Boxing: Life sentence

BOXING: LIFE SENTENCE

Glasgow Daily Record, UK
June 17 2004

If Scott had lost his court case it would have been the end of his
boxing career, admits Maloney

By Hugh Keevins

SCOTT HARRISON’S manager Frank Maloney last night admitted he feared
the world featherweight champion might have had his career ended by
a legal judgment rather than a lethal blow.

Maloney was campaigning in the election to choose London’s Lord
Mayor last week but he spent 48 hours of simultaneous worry over his
fighter’s appearance at Hamilton Sheriff Court on a charge of assault.

The manager said: ‘Scott didn’t fully appreciate the extent of the
predicament he was in but his father did. Peter knew and I was only
too well aware that a conviction for assault would automatically be
followed by the British Boxing Board of Control withdrawing Scott’s
licence.

‘The career of the Scottish sportsman I consider to be without peer
as a two-time world champion would have been extinguished overnight.

‘Boxer’s hands are considered to be lethal weapons and, while Scott
told me he was innocent of all charges, I was worried his fate lay
in the hands of one man on the bench.’

Sheriff Rae Small acquitted Harrison and after Maloney had downed
champagne in celebration he advised Scott on how to conduct the
remainder of his professional life.

He said: ‘Scott has told me he wants to fight for another four years.

He wants to retain his world title against William Abelyan on Saturday
night and then go after the big pay days that will undoubtedly follow.

‘But he has to remember that being a world champion cuts you off from
the rest of the world, even if you come from the streets like him.

‘It is hard for boxers to have a social life. When I managed Lennox
Lewis the heavyweight champion of the world would be challenged to
fight by 5ft midgets if hewent out in public.

‘I know of two fighters whose careers came to an end after they were
sent to prison for losing control of their fists.

‘My first inclination was to tell Scott and his dad to go for a
postponement when I realised how close the court appearance would
come to the fight with Abelyan.

‘But it is a measure of the man that the champion wanted to go ahead
with the defence of his title.’

Harrison junior thought the worst that could happen to him would be
a fine from the boxing authorities if found guilty by the courts.

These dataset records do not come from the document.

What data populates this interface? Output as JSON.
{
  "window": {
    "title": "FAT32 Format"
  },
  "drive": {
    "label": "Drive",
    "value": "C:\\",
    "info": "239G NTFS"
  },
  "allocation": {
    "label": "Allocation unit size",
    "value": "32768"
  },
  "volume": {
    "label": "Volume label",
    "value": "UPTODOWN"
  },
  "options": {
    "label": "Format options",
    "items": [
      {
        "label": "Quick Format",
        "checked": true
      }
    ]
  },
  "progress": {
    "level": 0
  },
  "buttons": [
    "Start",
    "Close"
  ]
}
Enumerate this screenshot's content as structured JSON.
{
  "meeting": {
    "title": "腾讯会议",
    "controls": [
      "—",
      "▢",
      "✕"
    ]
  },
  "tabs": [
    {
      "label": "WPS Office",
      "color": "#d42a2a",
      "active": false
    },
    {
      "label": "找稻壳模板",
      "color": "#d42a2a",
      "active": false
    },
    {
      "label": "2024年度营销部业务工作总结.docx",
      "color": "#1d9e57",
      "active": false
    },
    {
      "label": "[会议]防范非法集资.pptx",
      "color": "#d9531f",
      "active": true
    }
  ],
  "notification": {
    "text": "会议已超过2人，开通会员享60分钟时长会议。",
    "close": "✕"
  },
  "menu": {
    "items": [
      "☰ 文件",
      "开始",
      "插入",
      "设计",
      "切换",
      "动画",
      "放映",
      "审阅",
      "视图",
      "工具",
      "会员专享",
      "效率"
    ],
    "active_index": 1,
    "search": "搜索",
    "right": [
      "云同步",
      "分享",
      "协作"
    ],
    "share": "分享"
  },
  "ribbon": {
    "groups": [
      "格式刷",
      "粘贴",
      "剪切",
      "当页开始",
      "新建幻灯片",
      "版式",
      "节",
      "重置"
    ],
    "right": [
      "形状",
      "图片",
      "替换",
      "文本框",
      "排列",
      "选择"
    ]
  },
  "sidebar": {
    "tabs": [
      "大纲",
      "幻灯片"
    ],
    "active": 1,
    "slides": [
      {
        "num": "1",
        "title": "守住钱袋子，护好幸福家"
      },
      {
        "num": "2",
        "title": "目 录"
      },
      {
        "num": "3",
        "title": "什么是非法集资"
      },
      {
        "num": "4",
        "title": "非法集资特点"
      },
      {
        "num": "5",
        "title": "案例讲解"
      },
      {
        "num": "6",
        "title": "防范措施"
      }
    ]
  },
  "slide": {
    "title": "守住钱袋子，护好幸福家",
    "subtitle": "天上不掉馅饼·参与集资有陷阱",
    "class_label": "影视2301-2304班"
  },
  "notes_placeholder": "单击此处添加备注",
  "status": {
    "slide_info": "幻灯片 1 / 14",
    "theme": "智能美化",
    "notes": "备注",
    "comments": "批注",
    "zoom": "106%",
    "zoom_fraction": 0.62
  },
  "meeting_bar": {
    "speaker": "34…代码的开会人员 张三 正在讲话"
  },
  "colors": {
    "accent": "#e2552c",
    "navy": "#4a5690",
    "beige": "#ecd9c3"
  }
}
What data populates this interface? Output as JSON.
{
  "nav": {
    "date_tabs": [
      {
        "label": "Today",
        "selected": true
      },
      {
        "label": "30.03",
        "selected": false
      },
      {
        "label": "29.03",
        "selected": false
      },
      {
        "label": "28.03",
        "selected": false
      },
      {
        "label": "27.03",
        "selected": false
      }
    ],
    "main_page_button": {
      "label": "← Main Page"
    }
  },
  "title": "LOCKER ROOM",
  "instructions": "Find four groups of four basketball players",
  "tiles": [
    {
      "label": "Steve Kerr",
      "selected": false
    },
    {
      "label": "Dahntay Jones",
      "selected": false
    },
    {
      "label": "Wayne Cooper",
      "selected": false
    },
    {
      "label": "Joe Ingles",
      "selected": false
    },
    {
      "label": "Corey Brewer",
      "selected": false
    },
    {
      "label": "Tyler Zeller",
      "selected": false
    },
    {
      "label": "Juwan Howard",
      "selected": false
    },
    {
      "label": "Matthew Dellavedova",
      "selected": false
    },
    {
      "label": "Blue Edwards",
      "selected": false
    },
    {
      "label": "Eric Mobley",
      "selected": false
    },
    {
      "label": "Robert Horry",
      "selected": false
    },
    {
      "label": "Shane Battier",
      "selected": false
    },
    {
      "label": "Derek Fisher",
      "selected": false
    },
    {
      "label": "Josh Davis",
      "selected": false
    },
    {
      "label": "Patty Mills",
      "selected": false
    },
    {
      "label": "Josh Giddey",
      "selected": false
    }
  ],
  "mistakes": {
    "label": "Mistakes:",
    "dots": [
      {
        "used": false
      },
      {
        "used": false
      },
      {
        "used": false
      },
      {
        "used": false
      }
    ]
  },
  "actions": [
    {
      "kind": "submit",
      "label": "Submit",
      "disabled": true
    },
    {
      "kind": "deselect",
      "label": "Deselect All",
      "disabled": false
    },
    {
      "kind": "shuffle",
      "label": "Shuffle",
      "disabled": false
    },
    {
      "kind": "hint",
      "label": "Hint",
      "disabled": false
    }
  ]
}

The revelation his career was hanging by a thread only served to
intensify his determination to increase his reputation in the ring
while restoring his public image at the expense of the Armenian this
weekend. Harrison said: ‘I now know when you are in a court of law
you are in another man’s world. My life was in somebody else’s hands.

‘I knew I was innocent when I was sitting in the dock but I was being
confronted by lies and that experience has hardened me.

‘The end of the trial has taken a huge weight off my mind but now
I have to answer the people who were trying to bring me down by
delivering the best performance possible in the ring against Abelyan.

‘My preparation hasn’t been affected by the time spent in court. I
trained in the mornings and went to Hamilton before going back to
the gym.Butnow I’m backon track.’

The test of how much has been taken out of Harrison’s mind and body
will be set by a fighter who claims a year out of the ring will not
have blunted his threat to Harrison.

But the champion said: ‘He insists he couldn’t find anybody to fight
him over the last 12 months but I don’t accept that. I think it’s
a definite draw-back for him that he hasn’t absorbed any punishment
over the last year.

‘I’ve given Frank my list of ambitions for the immediate future. I
want to unify the featherweight titles and then move up a weight
division. And I want to fight for a title in one of Glasgow’s football
grounds one day.

‘In short, I want to be the best in the world onan undisputed basis.’